Haldex Generation V is a commercially available electronically controllable all-wheel drive coupling or torque transfer case for motor vehicles. The Haldex Generation V includes an electronic control unit with vehicle dynamics software that can be customized to meet each vehicle maker's particular desires in terms of driving characteristics. The front and rear axle of the vehicle is connected via a wet multi-plate clutch which makes it possible to vary the torque distribution between the two axles. As the function of the Haldex Generation V is independent of the differential speed between the front and rear axle, full locking torque, if needed, is available at any given time and speed. When starting the vehicle, an electrical pump in the Haldex Generation V is started, swiftly providing the system with pressurized oil and thereby making the system ready for operation. The pump sets the pressure to a piston which in turn compresses a disc package of the wet multi-plate clutch. The level of pressure set depends on the torque level needed and on the driving situation. In traction/high slip conditions, a high pressure is delivered. In tight curves (i.e. parking) or at high speeds, a much lower pressure is provided.
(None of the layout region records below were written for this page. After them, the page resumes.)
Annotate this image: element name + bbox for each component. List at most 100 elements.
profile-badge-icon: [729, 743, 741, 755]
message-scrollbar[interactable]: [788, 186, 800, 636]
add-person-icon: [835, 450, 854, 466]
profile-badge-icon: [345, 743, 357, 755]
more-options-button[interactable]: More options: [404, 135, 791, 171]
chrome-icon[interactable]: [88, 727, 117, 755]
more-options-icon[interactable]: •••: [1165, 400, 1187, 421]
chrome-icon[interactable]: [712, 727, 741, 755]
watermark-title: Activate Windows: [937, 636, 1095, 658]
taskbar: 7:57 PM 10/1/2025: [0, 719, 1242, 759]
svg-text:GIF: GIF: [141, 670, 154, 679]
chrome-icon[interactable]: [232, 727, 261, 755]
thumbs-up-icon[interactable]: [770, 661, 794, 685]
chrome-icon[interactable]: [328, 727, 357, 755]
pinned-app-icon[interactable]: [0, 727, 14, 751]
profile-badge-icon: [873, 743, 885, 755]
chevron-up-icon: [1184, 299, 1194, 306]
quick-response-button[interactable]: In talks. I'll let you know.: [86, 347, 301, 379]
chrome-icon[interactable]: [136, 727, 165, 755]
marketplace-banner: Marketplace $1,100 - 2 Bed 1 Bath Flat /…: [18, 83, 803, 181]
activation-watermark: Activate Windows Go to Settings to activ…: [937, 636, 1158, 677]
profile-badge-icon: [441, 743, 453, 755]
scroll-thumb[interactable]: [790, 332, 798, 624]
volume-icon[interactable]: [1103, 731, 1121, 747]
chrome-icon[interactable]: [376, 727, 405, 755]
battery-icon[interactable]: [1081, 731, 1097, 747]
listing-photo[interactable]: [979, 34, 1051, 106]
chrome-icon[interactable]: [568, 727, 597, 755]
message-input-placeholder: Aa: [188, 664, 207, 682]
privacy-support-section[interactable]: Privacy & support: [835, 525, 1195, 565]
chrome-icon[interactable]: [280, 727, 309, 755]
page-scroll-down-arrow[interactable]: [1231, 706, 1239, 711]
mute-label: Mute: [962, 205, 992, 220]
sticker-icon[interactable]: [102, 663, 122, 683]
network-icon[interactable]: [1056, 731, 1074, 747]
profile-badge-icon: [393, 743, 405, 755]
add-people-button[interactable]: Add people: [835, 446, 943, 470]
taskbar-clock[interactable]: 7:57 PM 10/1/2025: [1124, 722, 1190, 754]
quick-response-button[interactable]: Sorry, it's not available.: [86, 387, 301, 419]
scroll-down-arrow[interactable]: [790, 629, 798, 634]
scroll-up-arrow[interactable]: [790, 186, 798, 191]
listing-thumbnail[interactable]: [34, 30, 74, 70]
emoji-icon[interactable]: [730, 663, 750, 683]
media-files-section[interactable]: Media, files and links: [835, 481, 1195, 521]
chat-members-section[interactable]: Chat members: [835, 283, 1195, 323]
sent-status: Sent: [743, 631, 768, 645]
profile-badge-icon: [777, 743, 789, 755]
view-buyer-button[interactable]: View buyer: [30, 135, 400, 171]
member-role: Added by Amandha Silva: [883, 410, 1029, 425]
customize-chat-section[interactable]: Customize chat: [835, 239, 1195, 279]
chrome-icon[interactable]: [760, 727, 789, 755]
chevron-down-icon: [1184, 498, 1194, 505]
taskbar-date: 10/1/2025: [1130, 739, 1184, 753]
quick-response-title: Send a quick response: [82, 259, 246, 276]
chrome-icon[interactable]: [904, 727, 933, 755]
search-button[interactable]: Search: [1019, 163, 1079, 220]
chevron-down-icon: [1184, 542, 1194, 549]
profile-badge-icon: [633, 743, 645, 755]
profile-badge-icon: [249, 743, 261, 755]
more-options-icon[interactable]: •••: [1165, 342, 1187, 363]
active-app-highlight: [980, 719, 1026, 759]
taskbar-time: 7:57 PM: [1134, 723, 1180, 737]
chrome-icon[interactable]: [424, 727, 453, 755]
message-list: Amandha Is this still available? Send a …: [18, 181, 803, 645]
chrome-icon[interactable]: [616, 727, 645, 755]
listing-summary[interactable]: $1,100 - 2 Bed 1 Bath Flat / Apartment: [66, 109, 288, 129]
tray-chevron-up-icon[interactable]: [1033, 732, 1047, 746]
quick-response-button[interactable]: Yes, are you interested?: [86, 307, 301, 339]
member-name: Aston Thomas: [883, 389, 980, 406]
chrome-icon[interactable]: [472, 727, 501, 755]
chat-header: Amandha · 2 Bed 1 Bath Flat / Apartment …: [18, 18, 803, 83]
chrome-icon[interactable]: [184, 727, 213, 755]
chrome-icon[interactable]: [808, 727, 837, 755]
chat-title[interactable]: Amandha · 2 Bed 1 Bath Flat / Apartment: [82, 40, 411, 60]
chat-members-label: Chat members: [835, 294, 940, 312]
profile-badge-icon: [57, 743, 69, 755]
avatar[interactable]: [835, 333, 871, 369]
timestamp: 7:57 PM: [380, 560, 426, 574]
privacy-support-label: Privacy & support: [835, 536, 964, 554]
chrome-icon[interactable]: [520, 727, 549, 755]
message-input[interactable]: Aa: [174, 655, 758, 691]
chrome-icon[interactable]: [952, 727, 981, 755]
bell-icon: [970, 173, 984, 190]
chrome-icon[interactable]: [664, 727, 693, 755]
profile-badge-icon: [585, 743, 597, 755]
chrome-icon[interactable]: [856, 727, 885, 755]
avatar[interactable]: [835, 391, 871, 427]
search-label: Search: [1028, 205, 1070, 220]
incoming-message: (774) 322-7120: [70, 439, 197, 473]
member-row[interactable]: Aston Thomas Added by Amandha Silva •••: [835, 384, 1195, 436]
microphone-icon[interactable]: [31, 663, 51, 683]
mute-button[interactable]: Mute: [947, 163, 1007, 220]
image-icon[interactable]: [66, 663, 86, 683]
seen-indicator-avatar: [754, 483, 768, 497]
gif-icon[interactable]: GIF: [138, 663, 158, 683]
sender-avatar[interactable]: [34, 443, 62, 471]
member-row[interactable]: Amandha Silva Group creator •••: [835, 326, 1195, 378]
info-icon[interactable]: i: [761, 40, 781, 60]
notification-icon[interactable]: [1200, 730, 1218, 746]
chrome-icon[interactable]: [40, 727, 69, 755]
Integrated into the housing of the Haldex all-wheel drive coupling, the electronic control unit (ECU) has been developed, designed and produced to endure the harsh environments to which the drivetrain is constantly subjected, including vibrations and thermal variations. The electronic control unit manages a valve which directs the torque transfer characteristics, ranging from a fully open position to a fully closed position. The open position is used during antilock braking system (ABS) operation and when stability control systems are activated. The Haldex all wheel drive (AWD) coupling opens in less the 60 milliseconds (ms). The fully closed position is used when accelerating and driving on soft ground. The software program determines the control of the coupling. The software program can include two main parts: a base software program and an application software program. The base software program can control the internal functions of the Haldex AWD coupling. One example is compensating for the variations in the viscosity of the oil due to operating temperature. The application software program can communicate with other active systems in the vehicle via a data bus. It determines the vehicle state with input signals from engine torque, engine revolutions, and wheel speeds. From this estimated vehicle state, the optimum torque distribution is determined in each condition. If any input signal is lost due to a failure in another ECU, the Haldex AWD coupling detects this and enters a limp home mode, maintaining best possible AWD function with the remaining signals. Only signal errors jeopardizing vehicle safety will result in a complete loss of AWD function (primarily front wheel drive (FWD) vehicle assumed). Every vehicle has its own requirement specification profile. This specification leads to different calibrations of the Haldex AWD coupling. A multiple set of parameters are available in the software itself. Online, the application software program can determine which set to use in the actual vehicle (e.g., family vs. sports sedan).